Wednesday, July 26, 2017

Heavy America - ...Now (2017)





Written by Charles Hatton, posted by blog admin

As if delivered to the future in H.G. Wells’ own personal time machine, Heavy America’s …Now is the powerhouse, rock n’ roll answer to the polished folk/progressive rock polluting the airwaves.  Mumford and Sons, The Lumineers, Of Monsters and Men seem to be the only names getting the major label nods and widespread audience attention.  Though not terrible bands, these artists are not quite my cup of tea and it’s hard to find bands incorporating blues, country and folk inspirations into more bombastic, memorable hard rock.  Heavy America takes the current stereotype and turns it upside down.  They’ve got a sprawling appeal that could hook in fans of completely different though somehow kindred acts like The Decemberists, Across Tundras, Wolfmother, Howling Rain and even early Witchcraft.
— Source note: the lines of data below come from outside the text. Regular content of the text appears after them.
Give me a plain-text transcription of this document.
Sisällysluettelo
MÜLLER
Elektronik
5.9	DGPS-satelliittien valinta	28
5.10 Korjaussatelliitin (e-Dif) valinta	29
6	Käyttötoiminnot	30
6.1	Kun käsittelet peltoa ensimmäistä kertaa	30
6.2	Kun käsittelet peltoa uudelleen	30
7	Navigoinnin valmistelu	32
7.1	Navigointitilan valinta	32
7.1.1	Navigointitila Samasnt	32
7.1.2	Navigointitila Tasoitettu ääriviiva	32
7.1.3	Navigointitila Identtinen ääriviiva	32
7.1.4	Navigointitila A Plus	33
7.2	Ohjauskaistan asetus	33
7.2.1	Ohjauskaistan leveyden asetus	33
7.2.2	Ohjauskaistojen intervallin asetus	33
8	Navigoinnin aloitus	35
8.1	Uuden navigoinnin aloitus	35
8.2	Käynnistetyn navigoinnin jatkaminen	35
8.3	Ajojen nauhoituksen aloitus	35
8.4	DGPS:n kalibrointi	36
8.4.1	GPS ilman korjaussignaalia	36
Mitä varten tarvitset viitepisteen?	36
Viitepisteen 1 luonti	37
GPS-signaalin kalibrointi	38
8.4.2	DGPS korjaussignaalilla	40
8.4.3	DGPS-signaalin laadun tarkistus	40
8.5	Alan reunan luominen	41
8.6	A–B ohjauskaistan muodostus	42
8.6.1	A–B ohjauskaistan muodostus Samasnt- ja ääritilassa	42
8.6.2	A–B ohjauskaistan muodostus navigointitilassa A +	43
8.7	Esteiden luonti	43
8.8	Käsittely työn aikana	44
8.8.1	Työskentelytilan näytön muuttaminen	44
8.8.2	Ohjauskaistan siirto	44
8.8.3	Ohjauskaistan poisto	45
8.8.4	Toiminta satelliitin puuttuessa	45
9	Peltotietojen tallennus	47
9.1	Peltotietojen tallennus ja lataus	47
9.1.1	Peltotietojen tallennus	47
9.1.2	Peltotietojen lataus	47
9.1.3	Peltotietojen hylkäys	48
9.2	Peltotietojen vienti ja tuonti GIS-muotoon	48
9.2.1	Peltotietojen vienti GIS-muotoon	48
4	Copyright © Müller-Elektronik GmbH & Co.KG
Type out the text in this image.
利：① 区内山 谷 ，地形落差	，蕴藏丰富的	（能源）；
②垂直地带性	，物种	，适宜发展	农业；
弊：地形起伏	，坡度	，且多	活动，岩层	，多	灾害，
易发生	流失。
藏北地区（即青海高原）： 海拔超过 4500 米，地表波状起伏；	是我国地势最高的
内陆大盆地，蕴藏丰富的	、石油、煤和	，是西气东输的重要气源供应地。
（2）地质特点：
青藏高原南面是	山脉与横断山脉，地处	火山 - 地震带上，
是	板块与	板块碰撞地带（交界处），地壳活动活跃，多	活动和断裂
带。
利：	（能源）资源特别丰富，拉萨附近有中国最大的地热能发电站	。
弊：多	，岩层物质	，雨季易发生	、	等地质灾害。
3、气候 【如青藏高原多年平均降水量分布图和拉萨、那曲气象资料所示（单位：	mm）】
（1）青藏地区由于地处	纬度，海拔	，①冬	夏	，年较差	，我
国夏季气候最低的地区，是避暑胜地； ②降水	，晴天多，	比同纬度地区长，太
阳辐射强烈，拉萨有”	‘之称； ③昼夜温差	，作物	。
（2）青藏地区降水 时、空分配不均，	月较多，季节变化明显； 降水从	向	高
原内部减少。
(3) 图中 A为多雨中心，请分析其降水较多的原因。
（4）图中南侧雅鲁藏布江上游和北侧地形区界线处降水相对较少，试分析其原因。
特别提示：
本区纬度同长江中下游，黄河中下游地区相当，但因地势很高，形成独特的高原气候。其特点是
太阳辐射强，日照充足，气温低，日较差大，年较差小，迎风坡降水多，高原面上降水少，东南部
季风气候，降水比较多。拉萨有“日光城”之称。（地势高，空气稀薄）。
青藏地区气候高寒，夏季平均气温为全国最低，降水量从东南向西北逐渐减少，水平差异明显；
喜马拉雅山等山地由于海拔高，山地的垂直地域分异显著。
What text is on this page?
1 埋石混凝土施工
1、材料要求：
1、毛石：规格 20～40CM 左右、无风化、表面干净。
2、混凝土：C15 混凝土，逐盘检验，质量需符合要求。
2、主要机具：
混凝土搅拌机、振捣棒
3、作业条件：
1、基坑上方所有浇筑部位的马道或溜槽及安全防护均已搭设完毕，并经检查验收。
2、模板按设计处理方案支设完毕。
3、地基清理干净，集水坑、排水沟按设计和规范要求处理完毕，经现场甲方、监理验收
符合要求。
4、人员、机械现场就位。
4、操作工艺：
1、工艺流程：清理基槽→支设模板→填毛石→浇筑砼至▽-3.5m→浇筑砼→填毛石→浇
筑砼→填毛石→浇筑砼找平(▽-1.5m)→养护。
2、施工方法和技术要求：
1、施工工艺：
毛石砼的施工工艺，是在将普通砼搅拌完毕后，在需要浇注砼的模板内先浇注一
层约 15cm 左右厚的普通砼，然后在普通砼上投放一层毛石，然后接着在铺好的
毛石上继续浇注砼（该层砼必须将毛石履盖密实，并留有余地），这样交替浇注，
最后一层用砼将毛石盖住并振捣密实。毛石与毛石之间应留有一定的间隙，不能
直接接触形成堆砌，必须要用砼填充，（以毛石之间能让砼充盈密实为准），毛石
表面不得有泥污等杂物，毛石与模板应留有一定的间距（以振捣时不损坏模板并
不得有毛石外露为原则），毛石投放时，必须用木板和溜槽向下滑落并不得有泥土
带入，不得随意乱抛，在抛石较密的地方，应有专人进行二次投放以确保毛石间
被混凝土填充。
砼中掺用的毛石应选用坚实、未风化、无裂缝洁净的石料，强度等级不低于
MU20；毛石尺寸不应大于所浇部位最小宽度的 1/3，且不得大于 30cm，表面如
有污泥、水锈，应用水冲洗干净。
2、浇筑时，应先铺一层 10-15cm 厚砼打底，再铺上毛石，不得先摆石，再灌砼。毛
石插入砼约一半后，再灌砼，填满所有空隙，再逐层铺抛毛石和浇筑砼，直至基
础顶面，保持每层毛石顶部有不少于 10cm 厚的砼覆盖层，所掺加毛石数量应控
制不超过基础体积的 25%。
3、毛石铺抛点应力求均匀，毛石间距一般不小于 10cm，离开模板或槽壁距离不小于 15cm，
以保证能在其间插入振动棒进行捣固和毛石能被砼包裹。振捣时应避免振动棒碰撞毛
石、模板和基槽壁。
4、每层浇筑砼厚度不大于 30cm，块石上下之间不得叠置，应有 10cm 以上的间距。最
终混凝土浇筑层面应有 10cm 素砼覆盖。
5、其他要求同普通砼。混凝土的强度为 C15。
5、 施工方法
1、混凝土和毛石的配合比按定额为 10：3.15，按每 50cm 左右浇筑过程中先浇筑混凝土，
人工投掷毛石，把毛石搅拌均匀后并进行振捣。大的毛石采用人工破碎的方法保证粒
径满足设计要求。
Led by guitarist/vocalist/keyboardist Mike Seguin, drummer/percussionist Dan Fried and bassist Budd Lapham, Heavy America are a mercurial power trio hellbent on infiltrating eardrums with a stampede of rustling rock n’ roll fervor.  The atmosphere is dusky yet uplifting on lead-off jam “Proud Shame.”  Seguin’s decipherable, powerfully intoned vocals conjure images of days gone by atop windswept guitar melodies, canyon wide bass lines and vigorous drumming.  Sullen melodies are prominent but fearsome stoner riffs keep the haunting meditations from boredom; a stark contrast of booming guitar work and introspection make for some lively progressions.  Dirt-encrusted grooves and an extended outro jam with a powder keg solo lick render “Bleed Mary” a potent piece of hickory-cooked rock in its own right.  The chorus is succinct, angry and plenty heavy, offsetting the dreamy verses and psychedelic instrumental bridge (heard during the second half) with swipes of mental violence. 

“Pray for Me” distills the band’s knife-edged choruses into a track completely absorbed in the ways of classic, road-burning riff n’ roll.  If Slint’s swirling space rock took a tumble into a vat of moonshine, it would probably end up sounding something like this.  Stop/start blues meets acidic noise-rock tinges on the groovy roll of “Sweet Kisses.”  There’s a math-y, unpredictable shove going in the twitchy rock riffs, swinging bass curves and raucous shuffle beats that makes its melodic shamble eerier than it has a right to be.  On “Casting Stones” Heavy America plod their way through a hulking epic with lengthy, melodic drones ringing of vintage country n’ western music before a pummeling wall of riffs spirals the music into a bottomless abyss of sludgy curmudgeon. 

Elsewhere, “Goliath” stirs up the primordial ooze for a head-down hard rock rapture with plenty of blues tendencies, “I Can Take It” borrows from the buzzing book of psychedelic rock written by Hawkwind and Monster Magnet, “Heavy Eyes” trots along like Neil Young lost in Seattle and Achilles Fail” riffs with the best of them..  All around, Heavy America never miss a step on …Now, a primal rock album that pulls no punches and takes no prisoners.